Moradores contam que souberam da mudança pelo jornal e se mobilizaram para impedir a troca. No início de outubro, uma decisão liminar da 1º Vara da Fazenda Pública barrou o projeto, aprovado em primeiro turno na Câmara local.

Na decisão, o juiz apontou que a lei exige licitação na modalidade de concorrência para realização de permutas e que o parecer jurídico do legislativo apontou a ilegalidade e inconstitucionalidade do projeto.

Nas vielas da Tamarutaca há cartazes alertando sobre a proposta.

“Sempre gostei do posto, mas a atual gestão não tenho gostado porque tem falta de muita coisa, de médico e medicamento. É um lugar que precisaria de mais assistência, não mudar de lugar. Uma reforma talvez”, diz a dona de casa Tainá Santos, 25, que hoje leva os filhos pequenos na unidade que frequenta desde criança.

Uma mulher segurando uma criança pequena e com outras duas ao lado em frente a um sobrado humilde numa viela onde a água escorre
Em frente à casa onde mora na comunidade Tamarutaca, Taina Santos (25), seus filhos Ícaro (1) e Laura (5), e seu irmão Davi Lucca (4), todos usuários da US Vila Guiomar - Bruno Santos - 14.Out.2020/Folhapress

A agente comunitária de saúde Sheila Fiorotti, 35, conselheira da unidade, diz que o equipamento é referência no país.

“Nós temos pertencimento ao que é nosso. Foi pensando o lugar onde foi construído e para quem. Aqui dentro da Tamarutaca são mais de 8 mil pessoas”, diz, acrescentando que a comunidade é a principal demanda da unidade.

A prefeitura diz não ter sido notificada sobre a decisão judicial e que será “a população da Vila Guiomar é quem vai escolher, de maneira transparente e democrática, se quer que a Prefeitura reforme a Unidade de Saúde existente ou construa uma unidade completamente nova na mesma região”.

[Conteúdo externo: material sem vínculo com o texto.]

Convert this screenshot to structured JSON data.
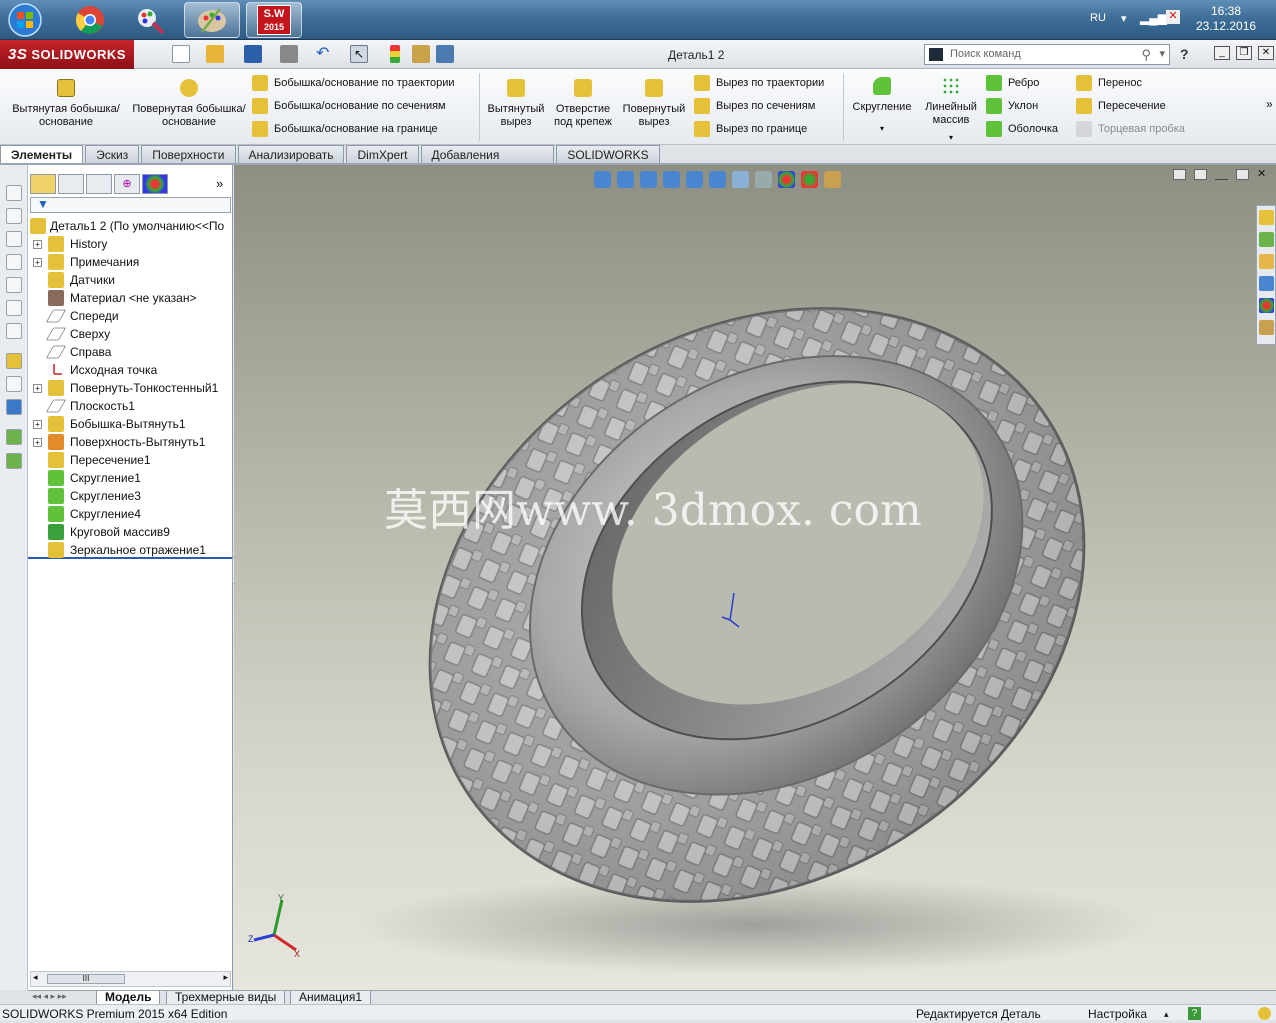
{
  "taskbar": {
    "language": "RU",
    "time": "16:38",
    "date": "23.12.2016",
    "apps": [
      "windows-start",
      "chrome",
      "paint",
      "palette",
      "solidworks-2015"
    ],
    "sw_badge": "S.W",
    "sw_year": "2015"
  },
  "titlebar": {
    "logo": "SOLIDWORKS",
    "document": "Деталь1 2",
    "search_placeholder": "Поиск команд",
    "help": "?"
  },
  "ribbon": {
    "extrude_boss": "Вытянутая бобышка/основание",
    "revolve_boss": "Повернутая бобышка/основание",
    "swept_boss": "Бобышка/основание по траектории",
    "lofted_boss": "Бобышка/основание по сечениям",
    "boundary_boss": "Бобышка/основание на границе",
    "extrude_cut": "Вытянутый вырез",
    "hole_wizard": "Отверстие под крепеж",
    "revolve_cut": "Повернутый вырез",
    "swept_cut": "Вырез по траектории",
    "lofted_cut": "Вырез по сечениям",
    "boundary_cut": "Вырез по границе",
    "fillet": "Скругление",
    "linear_pattern": "Линейный массив",
    "rib": "Ребро",
    "draft": "Уклон",
    "shell": "Оболочка",
    "wrap": "Перенос",
    "intersect": "Пересечение",
    "end_cap": "Торцевая пробка"
  },
  "command_tabs": [
    "Элементы",
    "Эскиз",
    "Поверхности",
    "Анализировать",
    "DimXpert",
    "Добавления SOLIDWORKS",
    "SOLIDWORKS MBD"
  ],
  "tree": {
    "root": "Деталь1 2  (По умолчанию<<По",
    "items": [
      {
        "label": "History",
        "icon": "history-icon",
        "expandable": true
      },
      {
        "label": "Примечания",
        "icon": "annotations-icon",
        "expandable": true
      },
      {
        "label": "Датчики",
        "icon": "sensors-icon",
        "expandable": false
      },
      {
        "label": "Материал <не указан>",
        "icon": "material-icon",
        "expandable": false
      },
      {
        "label": "Спереди",
        "icon": "plane-icon",
        "expandable": false
      },
      {
        "label": "Сверху",
        "icon": "plane-icon",
        "expandable": false
      },
      {
        "label": "Справа",
        "icon": "plane-icon",
        "expandable": false
      },
      {
        "label": "Исходная точка",
        "icon": "origin-icon",
        "expandable": false
      },
      {
        "label": "Повернуть-Тонкостенный1",
        "icon": "revolve-thin-icon",
        "expandable": true
      },
      {
        "label": "Плоскость1",
        "icon": "plane-icon",
        "expandable": false
      },
      {
        "label": "Бобышка-Вытянуть1",
        "icon": "extrude-icon",
        "expandable": true
      },
      {
        "label": "Поверхность-Вытянуть1",
        "icon": "surface-extrude-icon",
        "expandable": true
      },
      {
        "label": "Пересечение1",
        "icon": "intersect-icon",
        "expandable": false
      },
      {
        "label": "Скругление1",
        "icon": "fillet-icon",
        "expandable": false
      },
      {
        "label": "Скругление3",
        "icon": "fillet-icon",
        "expandable": false
      },
      {
        "label": "Скругление4",
        "icon": "fillet-icon",
        "expandable": false
      },
      {
        "label": "Круговой массив9",
        "icon": "circular-pattern-icon",
        "expandable": false
      },
      {
        "label": "Зеркальное отражение1",
        "icon": "mirror-icon",
        "expandable": false
      }
    ]
  },
  "viewport": {
    "watermark": "莫西网www. 3dmox. com",
    "axis_labels": [
      "Y",
      "Z",
      "X"
    ]
  },
  "bottom_tabs": [
    "Модель",
    "Трехмерные виды",
    "Анимация1"
  ],
  "status": {
    "product": "SOLIDWORKS Premium 2015 x64 Edition",
    "editing": "Редактируется Деталь",
    "settings": "Настройка"
  },
  "colors": {
    "sw_red": "#b01c24",
    "tree_selection": "#2a5bb0"
  }
}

Hugo Macedo defende a retomada da assistência primária à saúde e a ampliação do programa Saúde da Família, que na gestão tucana teve a cobertura praticamente inalterada.

“Acho que retrocedeu, no que chamamos de desqualificação. Outros governos já vinham num enxugamento, que é um retrocesso para a cidade”, afirma sobre o programa, uma iniciativa que candidatos de esquerda prometem priorizar.

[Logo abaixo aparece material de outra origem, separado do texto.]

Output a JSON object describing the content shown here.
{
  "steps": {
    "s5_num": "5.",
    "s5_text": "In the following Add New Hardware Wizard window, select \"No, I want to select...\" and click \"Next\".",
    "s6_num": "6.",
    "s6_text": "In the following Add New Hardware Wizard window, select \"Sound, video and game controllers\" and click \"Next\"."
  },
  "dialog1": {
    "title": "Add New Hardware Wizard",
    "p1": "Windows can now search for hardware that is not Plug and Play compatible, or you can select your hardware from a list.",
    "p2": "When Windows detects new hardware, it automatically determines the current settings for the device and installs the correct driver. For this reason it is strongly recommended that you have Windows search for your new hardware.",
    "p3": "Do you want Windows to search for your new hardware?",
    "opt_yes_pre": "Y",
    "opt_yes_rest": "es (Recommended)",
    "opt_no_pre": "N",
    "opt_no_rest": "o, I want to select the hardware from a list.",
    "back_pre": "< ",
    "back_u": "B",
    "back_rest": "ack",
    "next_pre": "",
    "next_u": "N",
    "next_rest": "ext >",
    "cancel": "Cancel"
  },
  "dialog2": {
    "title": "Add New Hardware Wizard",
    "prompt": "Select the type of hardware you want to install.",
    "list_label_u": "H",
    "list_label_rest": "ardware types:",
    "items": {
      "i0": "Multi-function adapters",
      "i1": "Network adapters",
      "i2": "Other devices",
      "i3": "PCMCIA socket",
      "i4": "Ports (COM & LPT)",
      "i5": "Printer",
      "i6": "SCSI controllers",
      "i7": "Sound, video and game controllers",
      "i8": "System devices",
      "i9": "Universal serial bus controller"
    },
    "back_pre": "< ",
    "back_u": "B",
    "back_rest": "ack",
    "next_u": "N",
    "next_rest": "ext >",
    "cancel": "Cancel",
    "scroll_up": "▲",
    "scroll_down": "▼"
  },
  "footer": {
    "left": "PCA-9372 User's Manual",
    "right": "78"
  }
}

Sheila reclama da falta de um médico na equipe de Estratégia Agente Comunitário de Saúde (EACS), na qual atua, apesar da promessa de ampliação no início da gestão.

A prefeitura informa que a unidade é a única que ainda tem uma equipe do programa e que a intenção é transformá-a em Estratégia Saúde da família, com a contratação de um médico generalista, quatro agentes e uma técnica de enfermagem.

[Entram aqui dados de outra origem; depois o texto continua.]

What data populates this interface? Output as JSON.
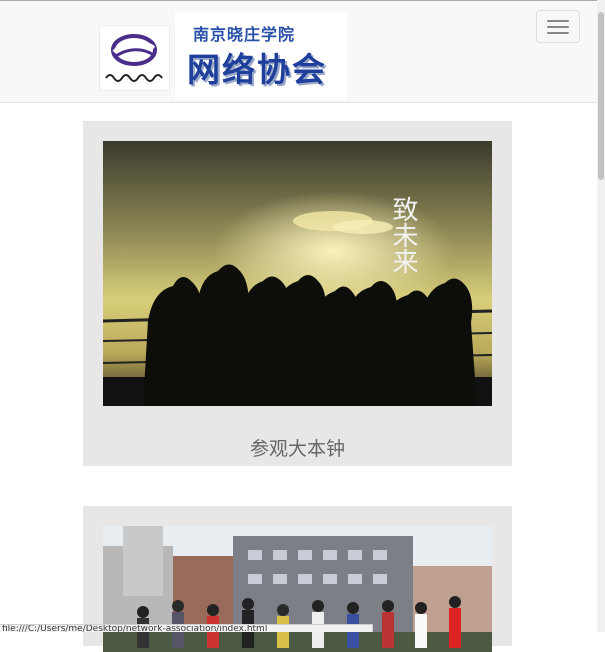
{
  "header": {
    "school_name": "南京晓庄学院",
    "club_name": "网络协会",
    "menu_toggle_icon": "hamburger-icon"
  },
  "cards": [
    {
      "photo_overlay_text": "致未来",
      "caption": "参观大本钟"
    },
    {
      "caption": ""
    }
  ],
  "statusbar": {
    "text": "file:///C:/Users/me/Desktop/network-association/index.html"
  },
  "colors": {
    "navbar_bg": "#f8f8f8",
    "card_bg": "#e7e7e7",
    "caption_text": "#666666",
    "logo_blue": "#1e3f9c"
  }
}
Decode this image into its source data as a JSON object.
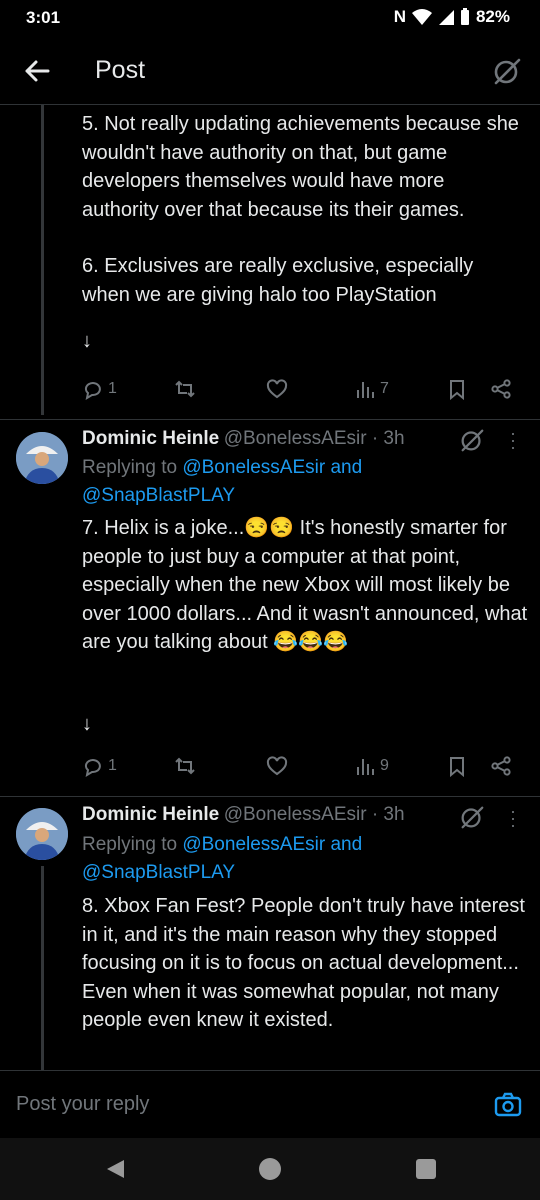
{
  "status": {
    "time": "3:01",
    "battery": "82%"
  },
  "header": {
    "title": "Post"
  },
  "post1": {
    "text_a": "5. Not really updating achievements because she wouldn't have authority on that, but game developers themselves would have more authority over that because its their games.",
    "text_b": "6. Exclusives are really exclusive, especially when we are giving halo too PlayStation",
    "show_more": "↓",
    "replies": "1",
    "views": "7"
  },
  "post2": {
    "name": "Dominic Heinle",
    "handle": "@BonelessAEsir · 3h",
    "replying_prefix": "Replying to ",
    "replying_user1": "@BonelessAEsir",
    "replying_and": " and",
    "replying_user2": "@SnapBlastPLAY",
    "text": "7. Helix is a joke...😒😒 It's honestly smarter for people to just buy a computer at that point, especially when the new Xbox will most likely be over 1000 dollars... And it wasn't announced, what are you talking about 😂😂😂",
    "show_more": "↓",
    "replies": "1",
    "views": "9"
  },
  "post3": {
    "name": "Dominic Heinle",
    "handle": "@BonelessAEsir · 3h",
    "replying_prefix": "Replying to ",
    "replying_user1": "@BonelessAEsir",
    "replying_and": " and",
    "replying_user2": "@SnapBlastPLAY",
    "text": "8. Xbox Fan Fest? People don't truly have interest in it, and it's the main reason why they stopped focusing on it is to focus on actual development... Even when it was somewhat popular, not many people even knew it existed."
  },
  "reply": {
    "placeholder": "Post your reply"
  },
  "colors": {
    "accent": "#1d9bf0",
    "muted": "#71767b",
    "text": "#e7e9ea",
    "background": "#000000"
  }
}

A gestão tucana também ficou marcada pela transferência do serviço de saneamento da cidade para a Sabesp, no final de 2019. O contrato de concessão de 40 anos tirou da prefeitura uma dívida de R$ 3,4 bilhões. Segundo a empresa, o tratamento de esgoto era de 42% e atualmente já chega a 62%.

Serra destaca a mudança como uma salvação tanto para o Semasa (Serviço Municipal de Saneamento Ambiental de Santo André), autarquia que cuidava do serviço e hoje faz a gestão compartilhada das políticas ambientais. Siraque diz que se eleita pretende analisar juridicamente a possibilidade de retomada do serviço de saneamento pela cidade.

Avamileno e Bruno prometem pressionar e fiscalizar a Sabesp para o cumprimento dos serviços que estão no contrato, além de investir em reflorestamento e políticas de destinação de resíduos sólidos.